Damit sind wir dort, wo auch theologische Argumente am Platz sind. Wohlgemerkt, es geht hier nicht um die juridische Frage, wieweit mit der Teilnahme an der Messe am Samstag der Sonntagspflicht Genüge getan werden kann. Das ist keine wesentliche Frage, weil die bloße Erfüllung des Gesetzes keine Heiligung ist — weder aktiv noch passiv. Nicht der Buchstabe ist gefragt, sondern der Geist! Nicht durch eine äußere Legalisierung des Samstags wird der Sonntag gerettet, sondern allein durch eine vollständigere Begründung des Sonntagsgebotes, die auch die Situation des heutigen Menschen, dessen Bedürfnisse und Möglichkeiten einbezieht (vgl. Liturgiekonstitution Nr. 106). Dazu seien hier zwei Wege gezeigt:

1. Der Weg der Entstehung des Sonntags. In allmählicher Absetzung vom Sabbat ist der „achte Tag“ zum selbständigen Träger des Gottesdienstes geworden. Die Apostel haben den Sabbat weder ausdrücklich abgeschafft noch die bald überwiegenden Heidenchristen zur Haltung des Sabbatgebotes verpflichtet. Daher auch die Zählung des Sonntages als des ersten oder achten Tages je nach christlichem oder jüdischem Standpunkt. Gleichwohl legen einige Bemerkungen im Neuen Testament die Feier des Sonntages nahe. Erst mit dem Siege des Christentums wird in der konstantinischen Zeit (321) die Sonntagsruhe eingehend geregelt. Das entscheidende Merkmal aber bleibt die Teilnahme an der Eucharistie.

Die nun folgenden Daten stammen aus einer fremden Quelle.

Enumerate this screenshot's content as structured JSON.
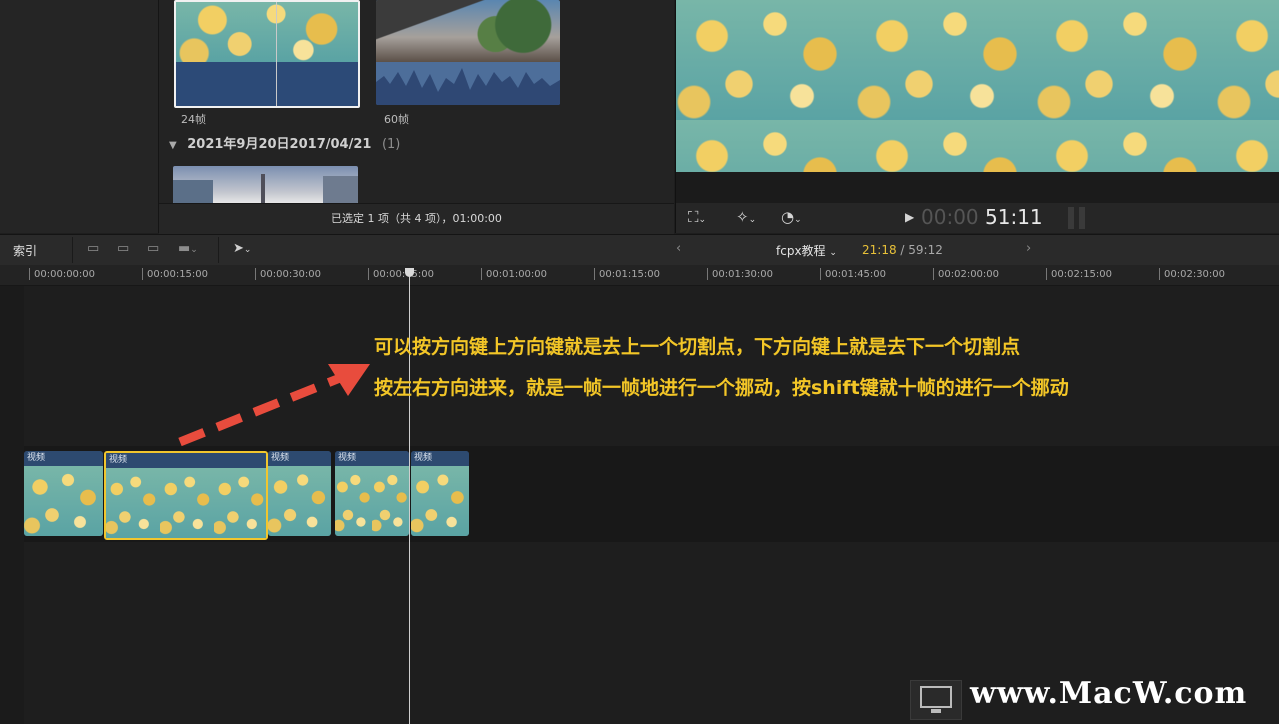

2. Wichtiger als der Blick in die Vergangenheit ist die Würdigung des eschatologischen, der Endzeit zugehörigen Elementes der Sonntagsheiligung. Hier knüpfen wir an das an, was wir einleitend zum Tag des Herrn als Wegweiser mit zwei Armen sagten: Er ist nicht nur Denkmal vergangener Heüstaten. sondern Vorzeichen, nicht nur Wiederholung, sondern Vorausnahme und kennzeichnet gerade so die Situation des Volkes Gottes, das nicht am Ziel ist, sondern auf dem Weg, noch nicht beim Herrn, sondern in Erwartung des Tages des Herrn, mit aller zeitlichen und räumlichen Belastung, die daraus folgen. Auch der Sonntag deckt sich nicht mit dem eigentlichen „Tag des Herrn“, sondern ist ein Vorläufer von ihm, zugleich mehr und weniger. Mehr: denn er hat die aus der Auferstehung des Herrn realisierte Hoffnung und Erwartung noch voll auf seiner Seite; weniger: denn er schaut noch nicht die unverhüllte Herrlichkeit Gottes und der Erlösten. Dieser Zwischenzustand gebietet Wachsamkeit, begründet die Vigilien, in denen der Festtag erwartet wird. Die heiligen Nächte vor dem lichten Festtag blieben uns heute noch: Weihnacht, Osternacht. Und hier muß die entscheidende Überlegung hinzugefügt werden: Ist es nicht von daher auch begründet, daß wir in den eschatologischen Gehalt des Sonntags auch jenen Tag einbeziehen, der erlebnismäßig mit ihm fast schon eine Einheit bildet (und selbst wenn dies nicht der Fall wäre, müßte es gelten!): den Samstag? Durch seine Stellung „vor“ dem Sonntag vermag er die Hinordnung auf den vollen Tag des Herrn, auf die Parusie, noch besonders zu akzentuieren. Sicher kann der Samstag ohne diese Funktion des Vorzeichens, die er gegenüber dem Tag des Herrn hat, weder theologisch noch erlebnismäßig genügend umschrieben werden. Und soll die Möglichkeit erwogen werden, wie weit auch rituell der Sonntag ausgedehnt werden kann, muß diese funktionelle Stellung mitgesehen werden.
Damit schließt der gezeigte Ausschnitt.